Vorteil:  Mit der Papstwahl endet das Konkurrenzverhalten der Bischöfe. Vor der Wahl ist Konkurrenzverhalten wünschenswert, es dauert ja nur kurze Zeit. Dann muß aber damit Schluß sein, ein weiteres Konkurrenzverhalten wäre schädlich.


Selbstverständlich wäre es möglich, das Prinzip der Wahlmonarchie dahingehend zu modifizieren, daß man vor der Papstwahl sagt, mit 80 ist Schluß.
Aber dies ist auch kein Allheilmittel, denn jede Jahreszahl der zwangsweisen Pensionierung ist willkürlich.
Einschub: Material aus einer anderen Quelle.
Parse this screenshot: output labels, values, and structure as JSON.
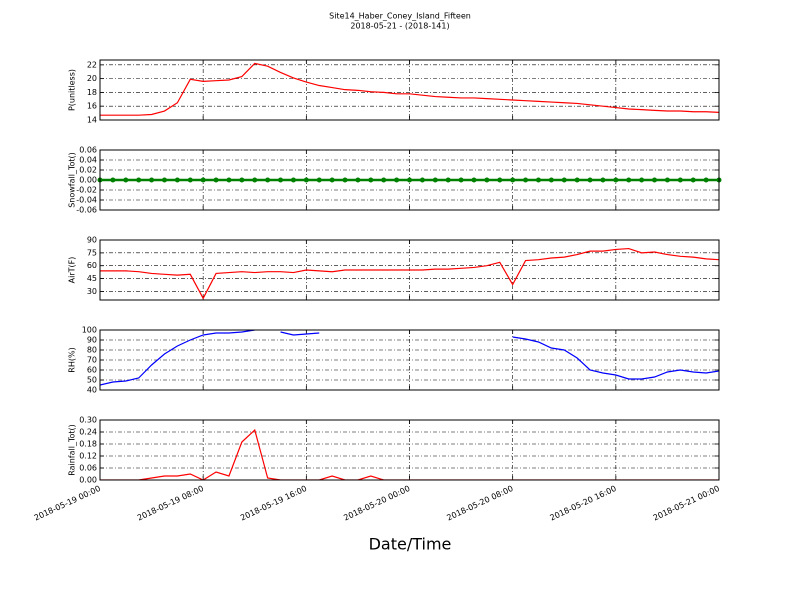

Der eine funktioniert bis 85 sehr gut, ein anderer ist bereits mit 70 ausgemergelt

Schädlich wäre es, die Möglichkeit der Absetzung durch einfache oder qualifizierte Mehrheit der Bischöfe zu schaffen.
Da würden sich gleich nach der Papstwahl Phalanxen bilden. Abgeblitzte Kandidaten würden, anstatt zu arbeiten, Gefolgsleute um sich scharen, gegen den amtierenden Papst intrigieren, Psychiater kaufen, etc 
Der Vatikan könnte zur Schlangengrube mutieren.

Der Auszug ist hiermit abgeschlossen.